How do you conclude that it is an upgrade?
You mean above and beyond the fact that it requires a computer that was originally sold with the Mac OS?
Apple has never sold a computer without an OS. Your Apple hardware is your license key to run the Mac OS. Apple hardware is the physical dongle to unlock the Mac OS.
Why is 10.5 the first retail version of Mac OS X for Intel based Macs? Because when 10.4 was current, no Intel based Mac had been sold without an accompanying Mac OS (which was already some version of 10.4).
Lets take this a step further... when you buy Mac OS X Server and install it on a Mac, does that release the previous version of the Mac OS that came with your system for use with some other system? No! (and that I
know is on Apple's site).
I'm guessing that you have... what, zero experience with either Apple or Macs? That even if this stuff was on Apple site, you wouldn't know because you've spent almost no time there.
I've been using Macs since the 1980s and servicing them since the 1990s. I know what I can and can't do with Apple software. If you bring me an Apple computer with no OS installed, I can legally install either the same OS that it came with or the next highest generic Mac OS installation (if the original OS was hardware specific) without charge. The fact that you have the hardware gives you the right to the OS that it came with.
If you want a newer OS than that, then you would have to buy the newer one, but you unlock that newer OS with your Apple hardware.
Now lets look at this
very carefully... your Apple hardware is your license for using the Mac OS. If you circumvent this restriction to put a Mac OS on a computer that didn't originally come with the Mac OS, you are doing the same things as stealing Adobe's or Microsoft's apps by downloading a license string off the web.
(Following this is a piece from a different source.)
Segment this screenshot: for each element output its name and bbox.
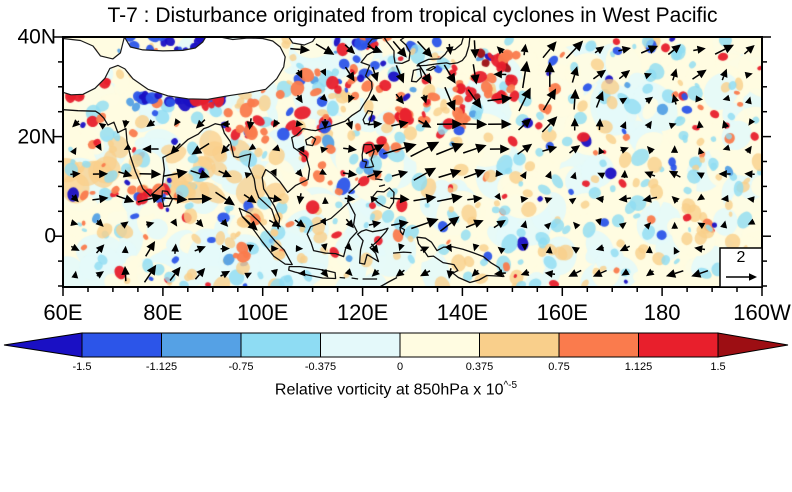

This is specifically forbidden under the DMCA (which specifically includes the use of a hardware dongle as a method for restricting unauthorized use of software).
It is the law. Apple put forward these methods, and any attempt to circumvent them is illegal.
Now you may tell yourself that you
bought the Mac OS in a store... but unless you own Apple hardware, you are doing the same thing as buying an upgrade of some software and using some method of installing it as a full version. I have tons of upgraded Adobe software that only requires having a previous license string... if I had stolen the original license string, then just because I paid for the upgrade software doesn't undo the fact that I would have been cheating Adobe out of the full price of their product.
Ethics starts with doing the right thing. Stealing because you can get away with it in no way makes it right. Stealing because something that you want is beyond your means is no excuse either.
This is stealing... plain and simple.
Of course this company most likely will never ship a single box anyways. I mean heck, back in
2001 they were trying to be a web services provider. Who knows what they'll be tomorrow (besides out of business).
Well, if you bought it new it did. I bought a B&W G3 used from ebay. It came with no OS, the drive was wipped clean. I bought OSX for it. Where's the upgrade?
An Apple service provider can put (for free) Mac OS 8.5 or 8.6 on that system (because it originally shipped with it). The fact that who ever sold it lost the original media isn't Apple's fault, but you do deserve to have the original OS it came with. Any version of Mac OS X would be considered an upgrade from either 8.5 or 8.6 for that system.
It is pretty simple. The only people that have problems with it are those trying to get something for nothing!